Marseille : l'expulsion d'un imam salafiste suspendue par la Cour européenne

Un influent imam salafiste devait être expulsé pour ses prêches radicaux, sur décision du ministre de l'intérieur, mais la Cour Européenne des Droits de l'Homme vient d'imposer un délai de quelques jours pour statuer sur le fond du dossier. 

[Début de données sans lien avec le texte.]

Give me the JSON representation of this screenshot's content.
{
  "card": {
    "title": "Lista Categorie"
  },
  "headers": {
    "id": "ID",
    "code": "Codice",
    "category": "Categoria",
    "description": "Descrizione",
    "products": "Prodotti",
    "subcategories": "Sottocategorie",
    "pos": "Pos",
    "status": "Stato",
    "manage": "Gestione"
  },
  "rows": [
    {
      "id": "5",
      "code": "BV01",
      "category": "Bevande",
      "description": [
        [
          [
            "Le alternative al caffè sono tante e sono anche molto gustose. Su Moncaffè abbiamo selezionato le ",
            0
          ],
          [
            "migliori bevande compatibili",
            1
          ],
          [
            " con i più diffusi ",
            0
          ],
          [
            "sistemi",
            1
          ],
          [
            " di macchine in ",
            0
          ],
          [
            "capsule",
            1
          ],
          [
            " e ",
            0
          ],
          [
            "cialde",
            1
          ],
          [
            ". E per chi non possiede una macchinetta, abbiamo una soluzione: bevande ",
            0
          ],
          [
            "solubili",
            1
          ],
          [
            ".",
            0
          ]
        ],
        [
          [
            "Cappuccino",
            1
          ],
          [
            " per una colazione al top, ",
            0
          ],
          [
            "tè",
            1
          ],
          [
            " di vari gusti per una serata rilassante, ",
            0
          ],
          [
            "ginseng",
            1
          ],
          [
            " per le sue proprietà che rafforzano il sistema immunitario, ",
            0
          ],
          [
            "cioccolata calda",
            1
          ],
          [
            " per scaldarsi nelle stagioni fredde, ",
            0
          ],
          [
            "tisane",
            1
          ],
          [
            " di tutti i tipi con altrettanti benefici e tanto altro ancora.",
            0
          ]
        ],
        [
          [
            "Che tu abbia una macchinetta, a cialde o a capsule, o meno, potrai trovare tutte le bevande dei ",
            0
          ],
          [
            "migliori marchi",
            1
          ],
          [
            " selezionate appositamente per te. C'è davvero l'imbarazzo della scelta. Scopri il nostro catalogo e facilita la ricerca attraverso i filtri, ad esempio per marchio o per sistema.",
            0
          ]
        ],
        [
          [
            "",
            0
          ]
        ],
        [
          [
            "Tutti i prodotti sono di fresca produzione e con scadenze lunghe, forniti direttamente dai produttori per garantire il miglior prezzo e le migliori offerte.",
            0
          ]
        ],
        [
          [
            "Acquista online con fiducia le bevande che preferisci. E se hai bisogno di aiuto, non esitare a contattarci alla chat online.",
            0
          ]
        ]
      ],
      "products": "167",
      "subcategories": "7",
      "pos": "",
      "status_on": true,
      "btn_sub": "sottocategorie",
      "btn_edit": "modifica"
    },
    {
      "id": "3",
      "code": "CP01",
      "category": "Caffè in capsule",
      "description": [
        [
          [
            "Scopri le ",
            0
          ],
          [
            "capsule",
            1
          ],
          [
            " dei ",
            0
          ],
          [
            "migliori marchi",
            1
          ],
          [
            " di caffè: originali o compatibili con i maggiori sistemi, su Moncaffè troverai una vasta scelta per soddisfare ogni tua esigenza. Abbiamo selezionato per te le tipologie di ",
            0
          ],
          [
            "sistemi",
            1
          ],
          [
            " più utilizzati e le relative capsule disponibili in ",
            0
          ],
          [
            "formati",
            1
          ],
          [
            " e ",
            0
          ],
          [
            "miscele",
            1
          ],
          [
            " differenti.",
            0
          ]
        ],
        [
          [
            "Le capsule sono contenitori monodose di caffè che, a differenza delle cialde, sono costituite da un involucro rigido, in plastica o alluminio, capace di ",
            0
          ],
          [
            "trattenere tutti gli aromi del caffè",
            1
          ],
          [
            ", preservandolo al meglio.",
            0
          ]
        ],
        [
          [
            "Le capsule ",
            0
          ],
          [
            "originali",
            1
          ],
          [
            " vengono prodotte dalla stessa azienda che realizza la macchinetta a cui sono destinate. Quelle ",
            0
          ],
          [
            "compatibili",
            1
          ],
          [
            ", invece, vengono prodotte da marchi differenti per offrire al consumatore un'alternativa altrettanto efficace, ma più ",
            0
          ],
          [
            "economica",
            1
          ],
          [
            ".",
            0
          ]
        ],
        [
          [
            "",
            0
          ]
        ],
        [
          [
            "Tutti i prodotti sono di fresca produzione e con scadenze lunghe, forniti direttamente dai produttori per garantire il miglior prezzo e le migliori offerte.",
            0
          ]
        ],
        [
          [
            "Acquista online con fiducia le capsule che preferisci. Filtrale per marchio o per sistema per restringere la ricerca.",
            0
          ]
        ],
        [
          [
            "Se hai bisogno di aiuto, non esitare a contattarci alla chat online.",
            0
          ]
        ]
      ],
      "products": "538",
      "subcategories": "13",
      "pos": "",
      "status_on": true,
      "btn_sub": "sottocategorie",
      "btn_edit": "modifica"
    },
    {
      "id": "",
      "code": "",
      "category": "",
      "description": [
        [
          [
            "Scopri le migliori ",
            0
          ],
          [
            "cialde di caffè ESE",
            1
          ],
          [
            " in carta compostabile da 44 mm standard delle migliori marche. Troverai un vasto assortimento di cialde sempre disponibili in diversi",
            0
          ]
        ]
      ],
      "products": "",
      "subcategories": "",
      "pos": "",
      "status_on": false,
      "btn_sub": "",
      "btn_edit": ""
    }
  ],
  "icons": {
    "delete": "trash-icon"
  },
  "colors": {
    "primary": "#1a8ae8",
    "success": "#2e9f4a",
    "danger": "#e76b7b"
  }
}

El Hadi Doudi, l'imam salafiste de la mosquée As-Sounna à Marseille, s'était vu notifier ce mardi l'arrêté d'expulsion pris à son encontre par le ministre de l'intérieur, lorsque la Cour Européenne des Droits de l'Homme (CEDH) a aussitôt suspendu son application.
La cour désire statuer sur le fond du dossier et a besoin de quelques jours pour cela. L'imam salafiste se trouve en centre de rétention administratif.

"Actes de provocation"

El Hadi Doudi s'était vu reprocher par l'Etat des prêches très radicaux, et notamment des "actes de provocation explicite et délibérée à la discrimination, à la haine ou à la violence", contre les femmes, les juifs, les chiites, les personnes commettant l'adultère, selon les termes de la demande d'expulsion du ministère de l'Intérieur.
Pour appuyer cette demande d'expulsion du 8 mars, une commission composée de magistrats administratifs et judiciaires avait donné un avis positif à la demande, estimant que  "l'analyse de l'idéologie propagée par El Hadi Doudi (...) démontre que l'autre est nié dans sa singularité et son humanité": "Il est identifié uniquement par rapport à son sexe et à son appartenance ou non à une race, une religion, une catégorie de personnes, ce qui est attentatoire aux principes fondamentaux de la République".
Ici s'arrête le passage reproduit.